The first, “sneak peek” episode on Sept. 12 will feature a stickball game in the Bronx and a bike messenger race through the Bronx and Manhattan.

“You would never see this in another market,” said SNY President Steve Raab. “These are very neighborhood-based events with competitors that are out playing these things all day, every day.”

Pontiac has signed as the presenting sponsor with a deal in the mid-six figures.

SNY executives have thought about producing this type of show since the RSN’s launch in spring 2006. “If our position is about being the home for the New York sports fan, then we have to be in the community. We have to get out there in the right way,” Raab said.

If it’s successful, the series will fill a hole in the RSN’s programming lineup, which does not feature a professional team beyond the New York Mets.

SNY has scheduled the series to run 10 consecutive Thursdays at 7 p.m., starting Sept. 13. The Sept. 20 episode will air after the Mets-Marlins game that starts at 7 p.m.

Most of the half-hour episodes will feature two events. Kenan Harkin will host.
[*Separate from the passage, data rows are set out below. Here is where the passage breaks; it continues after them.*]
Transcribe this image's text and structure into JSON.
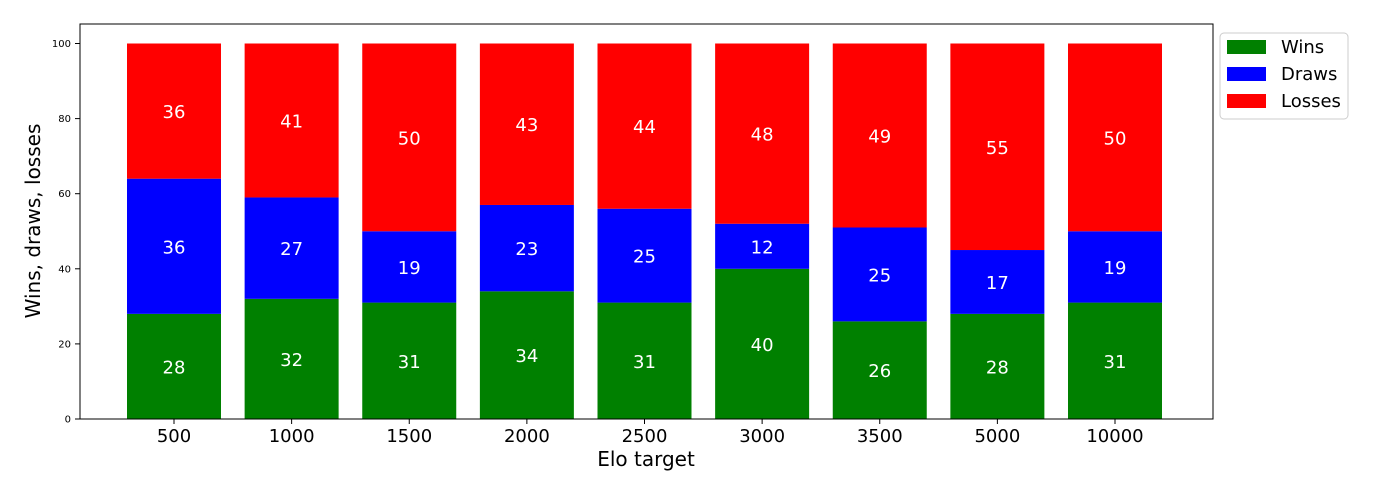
{
  "chart_data": {
    "type": "bar",
    "stacked": true,
    "categories": [
      "500",
      "1000",
      "1500",
      "2000",
      "2500",
      "3000",
      "3500",
      "5000",
      "10000"
    ],
    "series": [
      {
        "name": "Wins",
        "color": "#008000",
        "values": [
          28,
          32,
          31,
          34,
          31,
          40,
          26,
          28,
          31
        ]
      },
      {
        "name": "Draws",
        "color": "#0000ff",
        "values": [
          36,
          27,
          19,
          23,
          25,
          12,
          25,
          17,
          19
        ]
      },
      {
        "name": "Losses",
        "color": "#ff0000",
        "values": [
          36,
          41,
          50,
          43,
          44,
          48,
          49,
          55,
          50
        ]
      }
    ],
    "title": "",
    "xlabel": "Elo target",
    "ylabel": "Wins, draws, losses",
    "ylim": [
      0,
      100
    ],
    "yticks": [
      0,
      20,
      40,
      60,
      80,
      100
    ],
    "legend_position": "outside-top-right",
    "grid": false,
    "data_label_color": "#ffffff"
  }
}
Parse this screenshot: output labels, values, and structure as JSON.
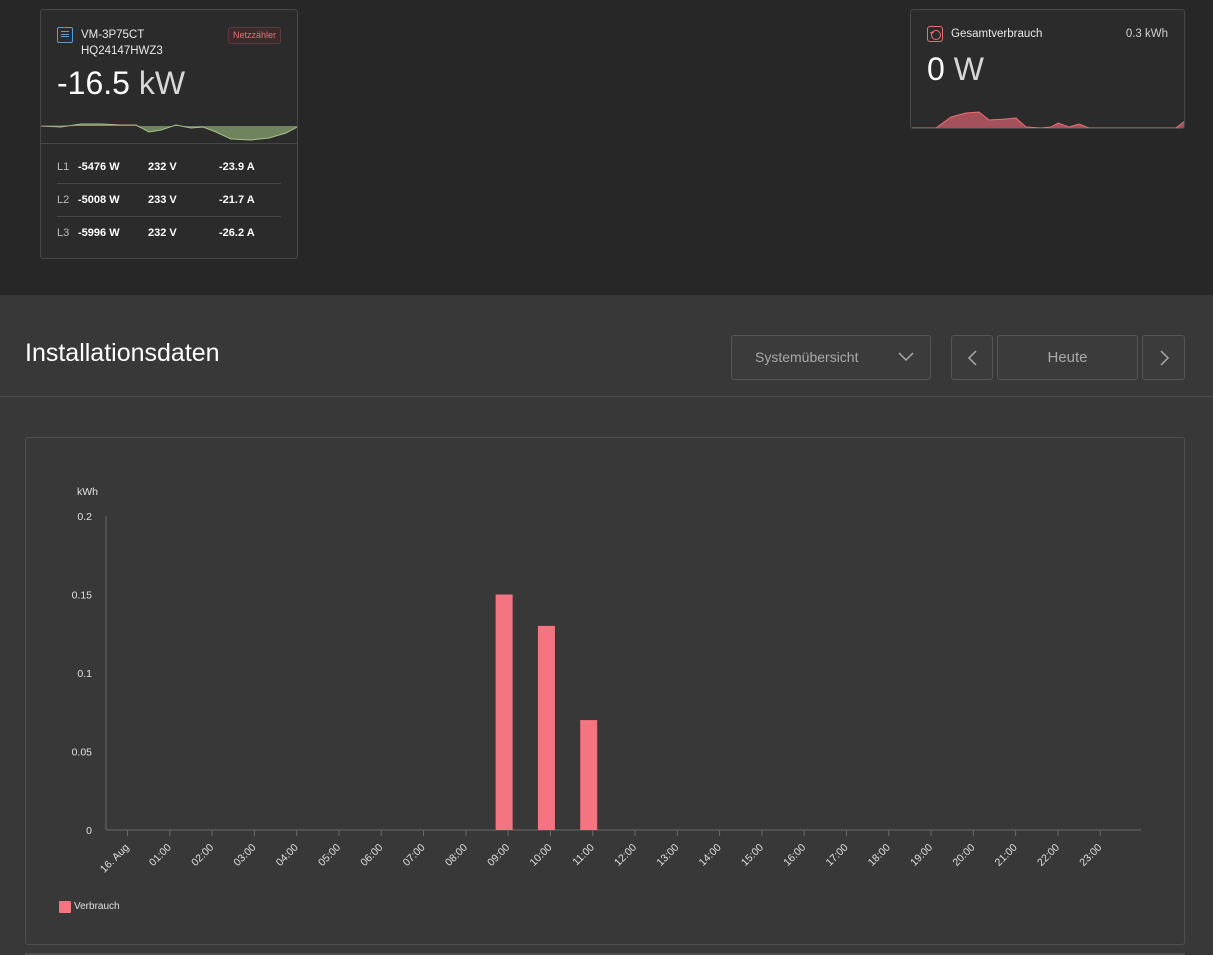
{
  "meter": {
    "name": "VM-3P75CT",
    "serial": "HQ24147HWZ3",
    "badge": "Netzzähler",
    "power_value": "-16.5",
    "power_unit": "kW",
    "icon": "energy-meter-icon",
    "accent": "#5b9bd5",
    "phases": [
      {
        "label": "L1",
        "power": "-5476 W",
        "voltage": "232 V",
        "current": "-23.9 A"
      },
      {
        "label": "L2",
        "power": "-5008 W",
        "voltage": "233 V",
        "current": "-21.7 A"
      },
      {
        "label": "L3",
        "power": "-5996 W",
        "voltage": "232 V",
        "current": "-26.2 A"
      }
    ]
  },
  "consumption": {
    "title": "Gesamtverbrauch",
    "energy": "0.3 kWh",
    "power_value": "0",
    "power_unit": "W",
    "icon": "power-outlet-icon",
    "accent": "#ef6e73"
  },
  "section": {
    "title": "Installationsdaten",
    "select_value": "Systemübersicht",
    "period_label": "Heute"
  },
  "chart_data": {
    "type": "bar",
    "ylabel": "kWh",
    "ylim": [
      0,
      0.2
    ],
    "yticks": [
      "0",
      "0.05",
      "0.1",
      "0.15",
      "0.2"
    ],
    "categories": [
      "16. Aug",
      "01:00",
      "02:00",
      "03:00",
      "04:00",
      "05:00",
      "06:00",
      "07:00",
      "08:00",
      "09:00",
      "10:00",
      "11:00",
      "12:00",
      "13:00",
      "14:00",
      "15:00",
      "16:00",
      "17:00",
      "18:00",
      "19:00",
      "20:00",
      "21:00",
      "22:00",
      "23:00"
    ],
    "series": [
      {
        "name": "Verbrauch",
        "color": "#f47581",
        "values": [
          0,
          0,
          0,
          0,
          0,
          0,
          0,
          0,
          0,
          0.15,
          0.13,
          0.07,
          0,
          0,
          0,
          0,
          0,
          0,
          0,
          0,
          0,
          0,
          0,
          0
        ]
      }
    ],
    "legend": "bottom-left",
    "grid": false
  }
}
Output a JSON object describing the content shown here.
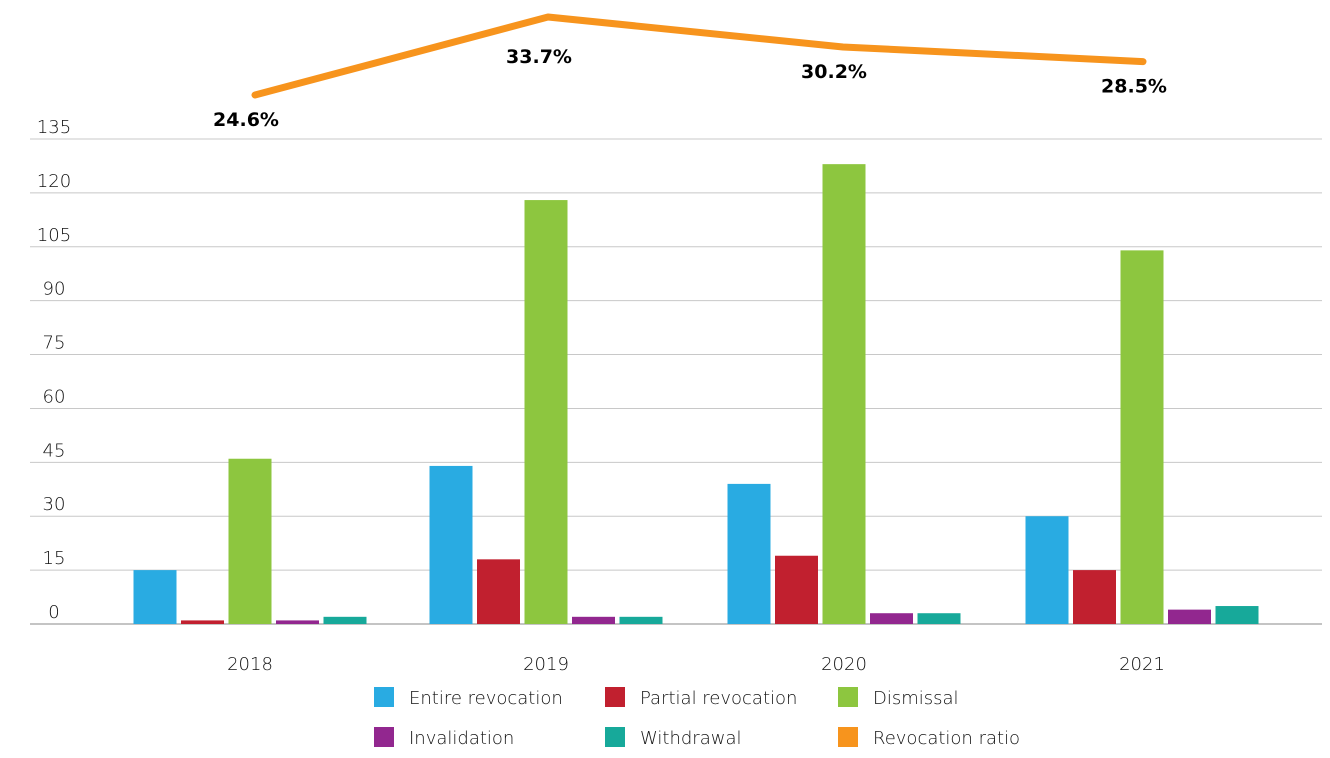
{
  "chart_data": {
    "type": "bar",
    "categories": [
      "2018",
      "2019",
      "2020",
      "2021"
    ],
    "series": [
      {
        "name": "Entire revocation",
        "color": "#29abe2",
        "values": [
          15,
          44,
          39,
          30
        ]
      },
      {
        "name": "Partial revocation",
        "color": "#c1202f",
        "values": [
          1,
          18,
          19,
          15
        ]
      },
      {
        "name": "Dismissal",
        "color": "#8dc63f",
        "values": [
          46,
          118,
          128,
          104
        ]
      },
      {
        "name": "Invalidation",
        "color": "#92278f",
        "values": [
          1,
          2,
          3,
          4
        ]
      },
      {
        "name": "Withdrawal",
        "color": "#17a99a",
        "values": [
          2,
          2,
          3,
          5
        ]
      }
    ],
    "line_series": {
      "name": "Revocation ratio",
      "color": "#f7941d",
      "values": [
        24.6,
        33.7,
        30.2,
        28.5
      ],
      "labels": [
        "24.6%",
        "33.7%",
        "30.2%",
        "28.5%"
      ]
    },
    "yticks": [
      "0",
      "15",
      "30",
      "45",
      "60",
      "75",
      "90",
      "105",
      "120",
      "135"
    ],
    "ylim": [
      0,
      135
    ],
    "grid": true,
    "legend_position": "bottom-center",
    "title": "",
    "xlabel": "",
    "ylabel": ""
  }
}
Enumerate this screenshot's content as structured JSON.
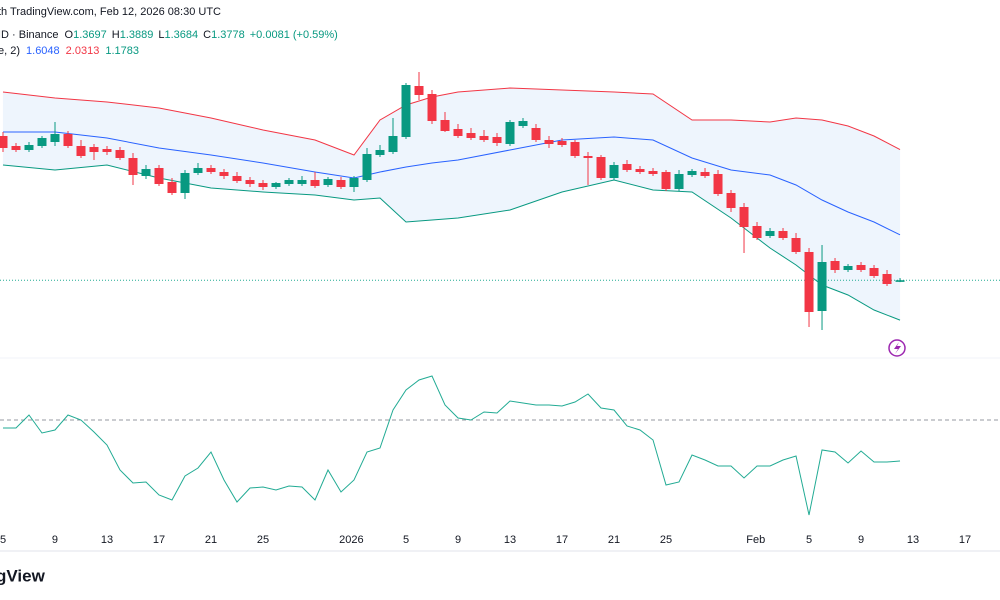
{
  "header": {
    "source": "th TradingView.com, Feb 12, 2026 08:30 UTC",
    "symbol": "ID · Binance",
    "ohlc_labels": [
      "O",
      "H",
      "L",
      "C"
    ],
    "change": "+0.0081 (+0.59%)",
    "indicator": "e, 2)",
    "logo": "gView"
  },
  "chart_data": [
    {
      "type": "candlestick",
      "up_color": "#089981",
      "down_color": "#f23645",
      "xlim": [
        -0.23,
        76.69
      ],
      "ylim": [
        0.994,
        2.779
      ],
      "x": [
        0,
        1,
        2,
        3,
        4,
        5,
        6,
        7,
        8,
        9,
        10,
        11,
        12,
        13,
        14,
        15,
        16,
        17,
        18,
        19,
        20,
        21,
        22,
        23,
        24,
        25,
        26,
        27,
        28,
        29,
        30,
        31,
        32,
        33,
        34,
        35,
        36,
        37,
        38,
        39,
        40,
        41,
        42,
        43,
        44,
        45,
        46,
        47,
        48,
        49,
        50,
        51,
        52,
        53,
        54,
        55,
        56,
        57,
        58,
        59,
        60,
        61,
        62,
        63,
        64,
        65,
        66,
        67,
        68,
        69
      ],
      "open": [
        2.099,
        2.049,
        2.029,
        2.049,
        2.069,
        2.109,
        2.049,
        2.044,
        2.034,
        2.029,
        1.989,
        1.899,
        1.939,
        1.869,
        1.814,
        1.914,
        1.939,
        1.919,
        1.899,
        1.879,
        1.864,
        1.844,
        1.859,
        1.859,
        1.879,
        1.854,
        1.879,
        1.844,
        1.879,
        2.004,
        2.019,
        2.094,
        2.349,
        2.309,
        2.179,
        2.134,
        2.114,
        2.099,
        2.094,
        2.059,
        2.149,
        2.139,
        2.079,
        2.074,
        2.069,
        1.999,
        1.994,
        1.889,
        1.959,
        1.934,
        1.924,
        1.919,
        1.834,
        1.904,
        1.919,
        1.909,
        1.814,
        1.744,
        1.649,
        1.599,
        1.624,
        1.589,
        1.519,
        1.224,
        1.474,
        1.429,
        1.454,
        1.439,
        1.409,
        1.3697
      ],
      "high": [
        2.119,
        2.064,
        2.069,
        2.099,
        2.169,
        2.124,
        2.079,
        2.059,
        2.049,
        2.044,
        2.014,
        1.954,
        1.954,
        1.889,
        1.929,
        1.964,
        1.954,
        1.934,
        1.919,
        1.894,
        1.879,
        1.869,
        1.889,
        1.899,
        1.919,
        1.894,
        1.894,
        1.899,
        2.039,
        2.054,
        2.189,
        2.364,
        2.419,
        2.329,
        2.219,
        2.159,
        2.139,
        2.129,
        2.114,
        2.179,
        2.189,
        2.159,
        2.099,
        2.089,
        2.079,
        2.019,
        2.004,
        1.969,
        1.979,
        1.949,
        1.939,
        1.929,
        1.929,
        1.934,
        1.939,
        1.929,
        1.829,
        1.764,
        1.669,
        1.639,
        1.639,
        1.614,
        1.539,
        1.554,
        1.489,
        1.459,
        1.469,
        1.454,
        1.429,
        1.3889
      ],
      "low": [
        2.019,
        2.019,
        2.019,
        2.039,
        2.049,
        2.039,
        1.989,
        1.979,
        2.004,
        1.979,
        1.854,
        1.884,
        1.849,
        1.804,
        1.784,
        1.904,
        1.909,
        1.884,
        1.864,
        1.844,
        1.829,
        1.834,
        1.849,
        1.849,
        1.839,
        1.844,
        1.834,
        1.819,
        1.869,
        1.994,
        2.009,
        2.084,
        2.279,
        2.159,
        2.119,
        2.089,
        2.079,
        2.069,
        2.049,
        2.049,
        2.139,
        2.069,
        2.039,
        2.044,
        1.989,
        1.854,
        1.879,
        1.879,
        1.919,
        1.909,
        1.899,
        1.824,
        1.824,
        1.894,
        1.889,
        1.799,
        1.719,
        1.514,
        1.579,
        1.589,
        1.579,
        1.509,
        1.144,
        1.129,
        1.414,
        1.419,
        1.419,
        1.389,
        1.349,
        1.3684
      ],
      "close": [
        2.039,
        2.029,
        2.054,
        2.089,
        2.109,
        2.049,
        1.999,
        2.019,
        2.019,
        1.989,
        1.904,
        1.934,
        1.859,
        1.814,
        1.914,
        1.939,
        1.919,
        1.899,
        1.874,
        1.859,
        1.844,
        1.864,
        1.879,
        1.879,
        1.849,
        1.884,
        1.844,
        1.889,
        2.009,
        2.029,
        2.099,
        2.354,
        2.304,
        2.174,
        2.124,
        2.099,
        2.089,
        2.079,
        2.064,
        2.169,
        2.174,
        2.079,
        2.059,
        2.054,
        1.999,
        1.989,
        1.889,
        1.954,
        1.929,
        1.919,
        1.909,
        1.834,
        1.909,
        1.924,
        1.899,
        1.809,
        1.739,
        1.644,
        1.589,
        1.624,
        1.589,
        1.519,
        1.219,
        1.469,
        1.429,
        1.449,
        1.429,
        1.399,
        1.359,
        1.3778
      ],
      "price_line_color": "#22ab94",
      "bands": {
        "x": [
          0,
          4,
          8,
          12,
          16,
          20,
          24,
          27,
          29,
          31,
          33,
          35,
          39,
          43,
          47,
          50,
          53,
          56,
          59,
          61,
          63,
          65,
          67,
          69
        ],
        "fill": "#e3effb",
        "middle": {
          "color": "#2962ff",
          "values": [
            2.119,
            2.119,
            2.089,
            2.039,
            2.004,
            1.964,
            1.919,
            1.889,
            1.919,
            1.944,
            1.964,
            1.979,
            2.029,
            2.079,
            2.094,
            2.079,
            1.989,
            1.929,
            1.904,
            1.854,
            1.779,
            1.719,
            1.669,
            1.6048
          ]
        },
        "upper": {
          "color": "#f23645",
          "values": [
            2.319,
            2.289,
            2.269,
            2.239,
            2.189,
            2.129,
            2.079,
            2.004,
            2.179,
            2.254,
            2.294,
            2.319,
            2.339,
            2.329,
            2.319,
            2.309,
            2.179,
            2.179,
            2.169,
            2.189,
            2.179,
            2.149,
            2.099,
            2.0313
          ]
        },
        "lower": {
          "color": "#089981",
          "values": [
            1.954,
            1.929,
            1.954,
            1.889,
            1.839,
            1.819,
            1.804,
            1.779,
            1.789,
            1.669,
            1.679,
            1.689,
            1.729,
            1.819,
            1.879,
            1.829,
            1.819,
            1.689,
            1.539,
            1.454,
            1.354,
            1.304,
            1.229,
            1.1783
          ]
        }
      },
      "xticks": [
        {
          "value": 0,
          "label": "5"
        },
        {
          "value": 4,
          "label": "9"
        },
        {
          "value": 8,
          "label": "13"
        },
        {
          "value": 12,
          "label": "17"
        },
        {
          "value": 16,
          "label": "21"
        },
        {
          "value": 20,
          "label": "25"
        },
        {
          "value": 26.8,
          "label": "2026"
        },
        {
          "value": 31,
          "label": "5"
        },
        {
          "value": 35,
          "label": "9"
        },
        {
          "value": 39,
          "label": "13"
        },
        {
          "value": 43,
          "label": "17"
        },
        {
          "value": 47,
          "label": "21"
        },
        {
          "value": 51,
          "label": "25"
        },
        {
          "value": 57.9,
          "label": "Feb"
        },
        {
          "value": 62,
          "label": "5"
        },
        {
          "value": 66,
          "label": "9"
        },
        {
          "value": 70,
          "label": "13"
        },
        {
          "value": 74,
          "label": "17"
        }
      ]
    },
    {
      "type": "line",
      "color": "#22ab94",
      "xlim": [
        -0.23,
        76.69
      ],
      "ylim": [
        -15,
        80
      ],
      "level": 50,
      "level_color": "#9598a1",
      "x": [
        0,
        1,
        2,
        3,
        4,
        5,
        6,
        7,
        8,
        9,
        10,
        11,
        12,
        13,
        14,
        15,
        16,
        17,
        18,
        19,
        20,
        21,
        22,
        23,
        24,
        25,
        26,
        27,
        28,
        29,
        30,
        31,
        32,
        33,
        34,
        35,
        36,
        37,
        38,
        39,
        40,
        41,
        42,
        43,
        44,
        45,
        46,
        47,
        48,
        49,
        50,
        51,
        52,
        53,
        54,
        55,
        56,
        57,
        58,
        59,
        60,
        61,
        62,
        63,
        64,
        65,
        66,
        67,
        68,
        69
      ],
      "values": [
        46,
        46,
        52.5,
        43.5,
        45,
        52.5,
        50,
        44,
        37.5,
        25,
        18.5,
        19,
        12.5,
        10,
        22,
        26,
        34,
        20,
        9,
        16,
        16.5,
        15,
        17,
        16.5,
        10,
        25,
        14,
        20,
        34,
        36,
        55,
        65,
        70,
        72,
        57.5,
        51,
        50,
        54,
        53.5,
        59.5,
        58.5,
        57.5,
        57.5,
        57,
        59,
        63,
        56,
        55,
        47,
        45,
        40,
        17.5,
        19,
        32.5,
        30,
        27,
        27,
        21,
        27,
        27,
        30,
        32,
        2.5,
        35,
        34,
        28.5,
        34.5,
        29,
        29,
        29.5
      ]
    }
  ]
}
Harkin also has hosted AST Dew Tour coverage on NBC and has competed in the X Games.

The network hired Ogilvy to come up with a marketing campaign that will focus on the tag line, “Street Games is our stadium.” The campaign will be conducted on-air and via bus shelters, phone kiosks, subway signage, billboards and print and radio spots. The network plans to launch an online component to the series via SNY’s Web site.

Other New York-centric activities will  include a roller derby in Queens, lawn bowling in Brooklyn, rugby in Manhattan and arm wrestling on Coney Island.

“Viewers don’t really care who wins or loses, just like on ‘Wide World of Sports’ we didn’t care who won the barrel-jumping competition,” Raab said. “A lot of the events we’re uncovering we never knew existed.”